Multilateral Real Trade
Multilateral Real Trade will only be made available once there are at least three or more countries with their Currencies pegged to the Work-Standard. Going back to the established scenario, State A and State B are joined by States C, D and E under the terms of a revised Real Trade Agreement. The five States agreed to allow fifteen NSEs, SOEs and SAEs to operate in the other four States. The basic premise from earlier still applies, except now they include concepts drawn from SMP Compendium Entry “The State and the Socialist Conception of Property.”
Any NSE, SOE or SAE sent by State A to States B, C, D and/or E will be sent back to State A. States B, C, D and E keep the Arbeit from the Enterprises of State A because everyday operations are being done by the citizens of those four nations.
Alternatively, Alternatively, if neither of the other States does not have anyone who can operate the fifteen Enterprises, it is possible for State A to allow their own citizens to work abroad. State A gets the Arbeit as the owner of those Enterprises and State A will be receiving the Geld.
If the fifteen Enterprises from State A have its own citizens working alongside the citizens of States B, C, D and E, State A has two options.
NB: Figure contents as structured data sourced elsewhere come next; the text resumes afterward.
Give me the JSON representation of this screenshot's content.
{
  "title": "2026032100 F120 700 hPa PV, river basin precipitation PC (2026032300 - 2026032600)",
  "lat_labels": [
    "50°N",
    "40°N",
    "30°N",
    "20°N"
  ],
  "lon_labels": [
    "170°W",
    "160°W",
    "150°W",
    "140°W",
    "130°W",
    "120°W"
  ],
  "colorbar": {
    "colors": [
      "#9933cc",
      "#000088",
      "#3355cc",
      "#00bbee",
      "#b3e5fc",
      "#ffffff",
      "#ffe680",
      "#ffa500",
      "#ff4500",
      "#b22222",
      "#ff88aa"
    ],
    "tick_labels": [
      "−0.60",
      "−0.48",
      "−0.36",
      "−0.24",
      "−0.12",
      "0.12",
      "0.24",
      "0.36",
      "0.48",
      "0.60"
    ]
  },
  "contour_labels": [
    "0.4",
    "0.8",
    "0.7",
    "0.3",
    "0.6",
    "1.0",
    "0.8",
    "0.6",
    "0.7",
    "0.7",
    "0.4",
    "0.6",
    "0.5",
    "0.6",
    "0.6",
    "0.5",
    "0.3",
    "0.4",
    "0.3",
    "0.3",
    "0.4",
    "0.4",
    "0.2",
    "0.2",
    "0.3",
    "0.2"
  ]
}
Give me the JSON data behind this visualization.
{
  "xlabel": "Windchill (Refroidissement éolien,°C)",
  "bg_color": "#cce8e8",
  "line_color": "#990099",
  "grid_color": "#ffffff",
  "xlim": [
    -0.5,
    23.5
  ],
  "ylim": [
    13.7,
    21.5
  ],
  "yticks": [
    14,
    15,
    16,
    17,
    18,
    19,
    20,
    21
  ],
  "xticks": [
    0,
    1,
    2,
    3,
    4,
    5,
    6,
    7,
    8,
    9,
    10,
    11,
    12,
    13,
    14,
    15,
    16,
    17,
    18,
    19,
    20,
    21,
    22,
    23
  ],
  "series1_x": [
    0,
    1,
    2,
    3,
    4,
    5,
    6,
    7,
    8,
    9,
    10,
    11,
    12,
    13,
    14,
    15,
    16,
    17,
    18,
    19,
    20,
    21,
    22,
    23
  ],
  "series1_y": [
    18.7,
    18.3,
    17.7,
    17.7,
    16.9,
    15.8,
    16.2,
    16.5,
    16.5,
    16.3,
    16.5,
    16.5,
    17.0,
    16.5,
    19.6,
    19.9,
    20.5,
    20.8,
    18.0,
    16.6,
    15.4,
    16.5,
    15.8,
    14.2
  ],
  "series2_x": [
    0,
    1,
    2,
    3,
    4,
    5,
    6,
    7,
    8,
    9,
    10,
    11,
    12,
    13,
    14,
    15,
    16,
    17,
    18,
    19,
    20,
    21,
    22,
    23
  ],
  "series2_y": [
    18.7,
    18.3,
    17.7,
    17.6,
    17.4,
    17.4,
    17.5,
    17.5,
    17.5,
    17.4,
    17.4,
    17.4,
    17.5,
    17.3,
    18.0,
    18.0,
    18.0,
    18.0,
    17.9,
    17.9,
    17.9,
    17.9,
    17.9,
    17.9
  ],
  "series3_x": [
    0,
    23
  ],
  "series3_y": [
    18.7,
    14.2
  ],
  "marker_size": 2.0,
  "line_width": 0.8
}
Either State A arranges with each of the other four States on separate rates based on a per-State basis or sets the rate with the other four States together before their Heads of State sign the RTA. This phenomenon is called a “Solidarity Preference,” and we can expect the rates of Arbeit and Geld to not be uniform. The challenge here is more different than simple Bilateral Real Trade between States A and B, but the general premise is still the same regardless: all five States must decide for themselves and their Totalities on the international agreements that they are bound to uphold under international law.